Я молча разглядываю свои руки в поисках ответа.
Потом автобус останавливается, и водитель выкрикивает название столичной автостанции.
36.
Клумбы перед входом в церковь просто усыпаны ромашками. Я слышу окрик матери, успевшей уйти чуть вперёд, но всё же успеваю сорвать цветок и принимаюсь гадать: любит, не любит, любит, не любит, любит, больше не любит. Наконец отрываю последний: соврал, он всё ещё меня любит!
Франко, как и обещал его серолицый дядя, жил напротив оперного театра. Отец взял меня под руку, и мы вошли в вестибюль. Так вот, значит, что должно было стать мне домом, думала я, поднимаясь по лестнице. Дверь нам открыла девушка, моя ровесница: бледная, хрупкая, светловолосая, она вполне могла сойти за дочь моего отца. У меня от зависти даже ком подкатил к горлу.
«Синьоры сегодня не принимают, – поспешила сообщить она. – Зайдите на следующей неделе».
«Спасибо, но, пожалуй, нет», – ответил отец, не двинувшись с места.
– Итак, чего ты хочешь? – спрашивает мать. – Обычно заказывают флёрдоранж, но ты можешь на свой вкус выбрать.
Я изучаю прилавок, не в силах определиться: не привыкла знать, чего хочу.
– У нас есть розы, пионы, каллы, жасмин... – подсказывает цветочник.

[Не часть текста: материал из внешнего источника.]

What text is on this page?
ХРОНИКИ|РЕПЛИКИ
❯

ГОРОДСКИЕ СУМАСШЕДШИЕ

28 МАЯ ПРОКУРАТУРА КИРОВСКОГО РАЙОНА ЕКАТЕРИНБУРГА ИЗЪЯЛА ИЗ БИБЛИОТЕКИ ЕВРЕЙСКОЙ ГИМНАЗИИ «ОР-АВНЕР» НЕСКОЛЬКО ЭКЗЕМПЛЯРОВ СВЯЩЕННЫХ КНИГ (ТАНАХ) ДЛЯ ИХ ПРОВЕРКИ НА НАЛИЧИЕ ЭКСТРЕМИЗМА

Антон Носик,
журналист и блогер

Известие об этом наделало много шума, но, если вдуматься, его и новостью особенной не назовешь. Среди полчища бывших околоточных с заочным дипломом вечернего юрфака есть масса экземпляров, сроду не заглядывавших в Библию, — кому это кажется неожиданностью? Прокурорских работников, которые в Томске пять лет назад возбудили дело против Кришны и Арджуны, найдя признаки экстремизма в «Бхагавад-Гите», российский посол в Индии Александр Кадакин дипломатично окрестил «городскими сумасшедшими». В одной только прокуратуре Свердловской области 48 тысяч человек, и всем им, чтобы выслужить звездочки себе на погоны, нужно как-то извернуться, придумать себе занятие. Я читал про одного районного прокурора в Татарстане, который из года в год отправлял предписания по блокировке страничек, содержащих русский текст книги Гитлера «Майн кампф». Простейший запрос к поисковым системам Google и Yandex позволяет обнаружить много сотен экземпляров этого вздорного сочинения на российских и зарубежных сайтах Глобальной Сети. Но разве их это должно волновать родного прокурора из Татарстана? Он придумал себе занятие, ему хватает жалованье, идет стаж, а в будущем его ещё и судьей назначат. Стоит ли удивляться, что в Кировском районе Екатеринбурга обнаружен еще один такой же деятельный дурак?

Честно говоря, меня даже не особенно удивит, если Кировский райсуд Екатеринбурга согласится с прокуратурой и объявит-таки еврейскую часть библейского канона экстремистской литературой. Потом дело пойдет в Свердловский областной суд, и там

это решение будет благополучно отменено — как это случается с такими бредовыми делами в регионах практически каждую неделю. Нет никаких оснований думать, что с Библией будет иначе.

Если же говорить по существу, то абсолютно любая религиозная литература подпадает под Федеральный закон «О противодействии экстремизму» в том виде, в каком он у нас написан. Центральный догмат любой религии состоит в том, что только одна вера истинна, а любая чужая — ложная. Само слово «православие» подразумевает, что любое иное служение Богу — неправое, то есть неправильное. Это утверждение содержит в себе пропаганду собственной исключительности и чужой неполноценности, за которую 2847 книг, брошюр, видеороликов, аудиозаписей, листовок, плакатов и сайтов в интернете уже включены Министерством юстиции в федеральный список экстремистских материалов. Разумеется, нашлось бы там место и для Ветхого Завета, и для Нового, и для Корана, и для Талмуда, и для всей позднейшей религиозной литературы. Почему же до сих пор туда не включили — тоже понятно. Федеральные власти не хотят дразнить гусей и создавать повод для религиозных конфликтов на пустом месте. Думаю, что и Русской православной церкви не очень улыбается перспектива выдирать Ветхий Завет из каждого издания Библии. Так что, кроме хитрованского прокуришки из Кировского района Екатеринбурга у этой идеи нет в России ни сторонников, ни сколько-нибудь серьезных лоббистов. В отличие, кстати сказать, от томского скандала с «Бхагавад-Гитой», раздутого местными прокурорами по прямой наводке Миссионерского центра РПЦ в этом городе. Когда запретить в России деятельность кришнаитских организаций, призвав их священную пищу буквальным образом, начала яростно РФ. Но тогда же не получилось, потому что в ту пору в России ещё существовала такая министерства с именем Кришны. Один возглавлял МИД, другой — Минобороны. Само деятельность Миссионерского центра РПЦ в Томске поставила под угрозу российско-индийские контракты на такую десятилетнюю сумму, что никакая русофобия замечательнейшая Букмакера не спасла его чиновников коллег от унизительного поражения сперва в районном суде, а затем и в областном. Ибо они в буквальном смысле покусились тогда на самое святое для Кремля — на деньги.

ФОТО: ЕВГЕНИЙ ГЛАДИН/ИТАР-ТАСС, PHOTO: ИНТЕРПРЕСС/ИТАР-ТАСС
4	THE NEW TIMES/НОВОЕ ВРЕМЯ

– Только не жасмин, Бьяджо, – говорю я, сразу вспомнив сладковатый запах заложенной за ухо веточки, белые брюки, перепачканные апельсиновой мякотью, свист с улицы, глаза, следившие за мной, руки, прижимавшие на празднике, и голос в кондитерской, заставивший меня вздрогнуть. – Мне бы хотелось ромашки.
– Ромашки? Да ведь это полевые цветы, разве ж они для свадьбы? Что скажете, Бьяджо?
Кажется, мы с отцом ждали за дверью целую вечность.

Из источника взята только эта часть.